Jackling v. State Tax Commission, 40 N.M. 241, 58 P.2d 1167 (1936) indicates “business” is that which occupies the time, attention and labor of a person for the purpose of livelihood, profit or improvement; that which is a person’s concern or intent. Jackling, supra, states it would be too narrow a view to hold that if appellant’s intelligence, skill and labor is employed in New Mexico, he is not carrying on a business, trade or profession in this State. See State v. Old Abe Co., 43 N.M. 367, 94 P.2d 105, 124 A.L.R. 1085 (1939).

Under statutes similar to § 72-13-74, supra, it has been held that the taking over of assets of an insolvent or defunct business was sufficient to meet the statutory requirements. See Knudsen Dairy Products Co. v. State Board of Equalization, 12 Cal.App.3d 47, 90 Cal.Rptr. 533 (1970); Tri-Financial Corp. v. Department of Revenue, 6 Wash.App. 637, 495 P.2d 690 (1972). Thus, the fact that Dona Ana may not have been actively engaged in business does not bar the application of § 72-13-74, supra, to Sterling.

Whether Dona Ana sold out its business and whether Sterling purchased that business is a question of fact. Higgins v. Commissioner of Internal Revenue, 312 U.S. 212, 61 S.Ct. 475, 85 L.Ed. 783 (1941); Stanton v. C. I. R., 399 F.2d 326 (5th Cir. 1968). Accordingly, we examine the facts. In doing so we view the evidence in the light most favorable to the Commissioner’s decision. Westland Corporation v. Commissioner of Revenue, 84 N.M. 327, 503 P.2d 151 (Ct.App.1972).
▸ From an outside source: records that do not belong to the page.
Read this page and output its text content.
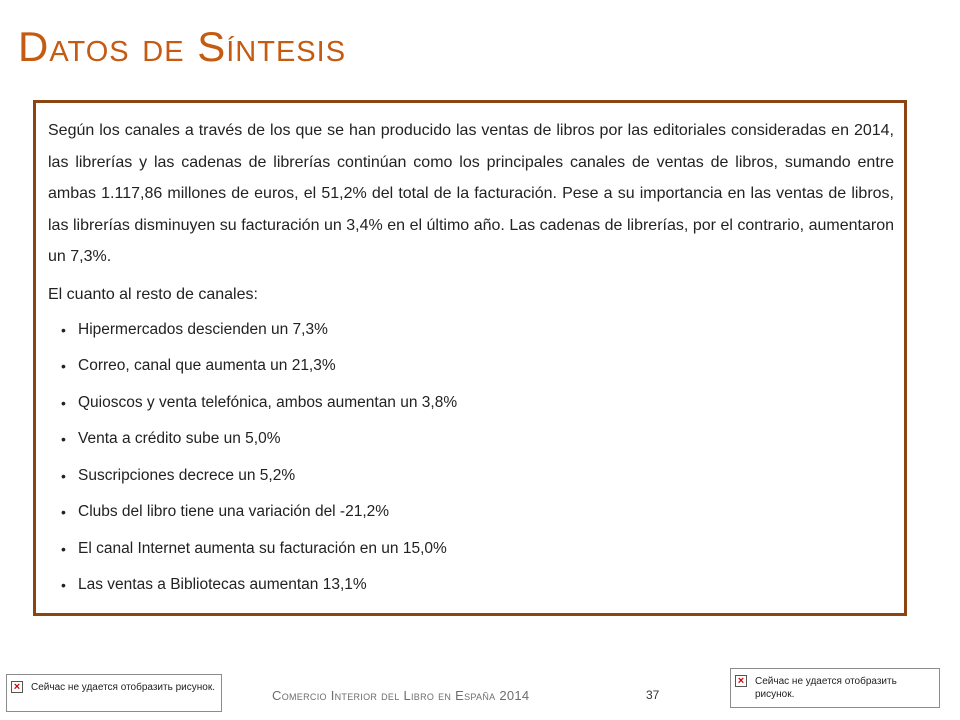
Datos de Síntesis

Según los canales a través de los que se han producido las ventas de libros por las editoriales consideradas en 2014, las librerías y las cadenas de librerías continúan como los principales canales de ventas de libros, sumando entre ambas 1.117,86 millones de euros, el 51,2% del total de la facturación. Pese a su importancia en las ventas de libros, las librerías disminuyen su facturación un 3,4% en el último año. Las cadenas de librerías, por el contrario, aumentaron un 7,3%.

El cuanto al resto de canales:

• Hipermercados descienden un 7,3%
• Correo, canal que aumenta un 21,3%
• Quioscos y venta telefónica, ambos aumentan un 3,8%
• Venta a crédito sube un 5,0%
• Suscripciones decrece un 5,2%
• Clubs del libro tiene una variación del -21,2%
• El canal Internet aumenta su facturación en un 15,0%
• Las ventas a Bibliotecas aumentan 13,1%
× Сейчас не удается отобразить рисунок.
× Сейчас не удается отобразить рисунок.
Comercio Interior del Libro en España 2014	37
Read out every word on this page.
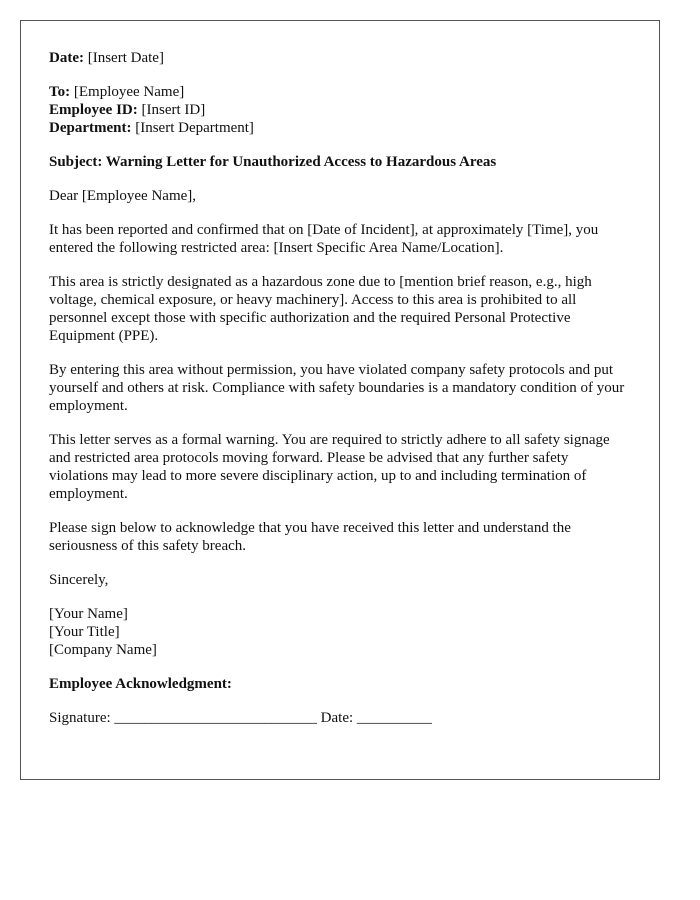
Date: [Insert Date]

To: [Employee Name]

Employee ID: [Insert ID]

Department: [Insert Department]

Subject: Warning Letter for Unauthorized Access to Hazardous Areas

Dear [Employee Name],

It has been reported and confirmed that on [Date of Incident], at approximately [Time], you entered the following restricted area: [Insert Specific Area Name/Location].

This area is strictly designated as a hazardous zone due to [mention brief reason, e.g., high voltage, chemical exposure, or heavy machinery]. Access to this area is prohibited to all personnel except those with specific authorization and the required Personal Protective Equipment (PPE).

By entering this area without permission, you have violated company safety protocols and put yourself and others at risk. Compliance with safety boundaries is a mandatory condition of your employment.

This letter serves as a formal warning. You are required to strictly adhere to all safety signage and restricted area protocols moving forward. Please be advised that any further safety violations may lead to more severe disciplinary action, up to and including termination of employment.

Please sign below to acknowledge that you have received this letter and understand the seriousness of this safety breach.

Sincerely,

[Your Name]

[Your Title]

[Company Name]

Employee Acknowledgment:

Signature: ___________________________ Date: __________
By the contract dated September 23, 1967, Dona Ana sold its title plant [§ 70-2-8, N.M.S.A.1953 (Repl.Vol. 10, pt. 2, Supp.1971)], and certain furniture, fixtures and equipment. It agreed to assign its lease to Sterling. Mary Lou Alvarez, one of the sellers and a party to the contract, agreed to work for the buyer (Sterling) on a part-time basis for the first year following execution of the contract. An addendum to the contract provided that Sterling would assume a note owed by the sellers to a third party. The addendum also provided the buyer would assume responsibility for rent, utilities and a pro rata share of property taxes and telephone expense as of October 1, 1967. The buyer started operations as of October 1st. In order to start business, it was necessary either to purchase or build a title plant.

At the time of purchase, Sterling did riot inquire of the Bureau whether there was any tax liability due from Dona Ana; it did not .request a certificate that no tax was due from Dona Ana; it did not withhold any money for the purpose of paying any tax liability of Dona Ana.

The foregoing evidence is substantial and supports the Commissioner’s decision that Sterling purchased the business of Dona Ana and that Sterling is subject to the provisions of § 72-13-74, supra. Knudsen Dairy Products Co. v. State Board of Equalization, supra.

The Commissioner’s decision and order is affirmed.

It is so ordered.

HENDLEY, J., concurs. SUTIN, J., specially concurring.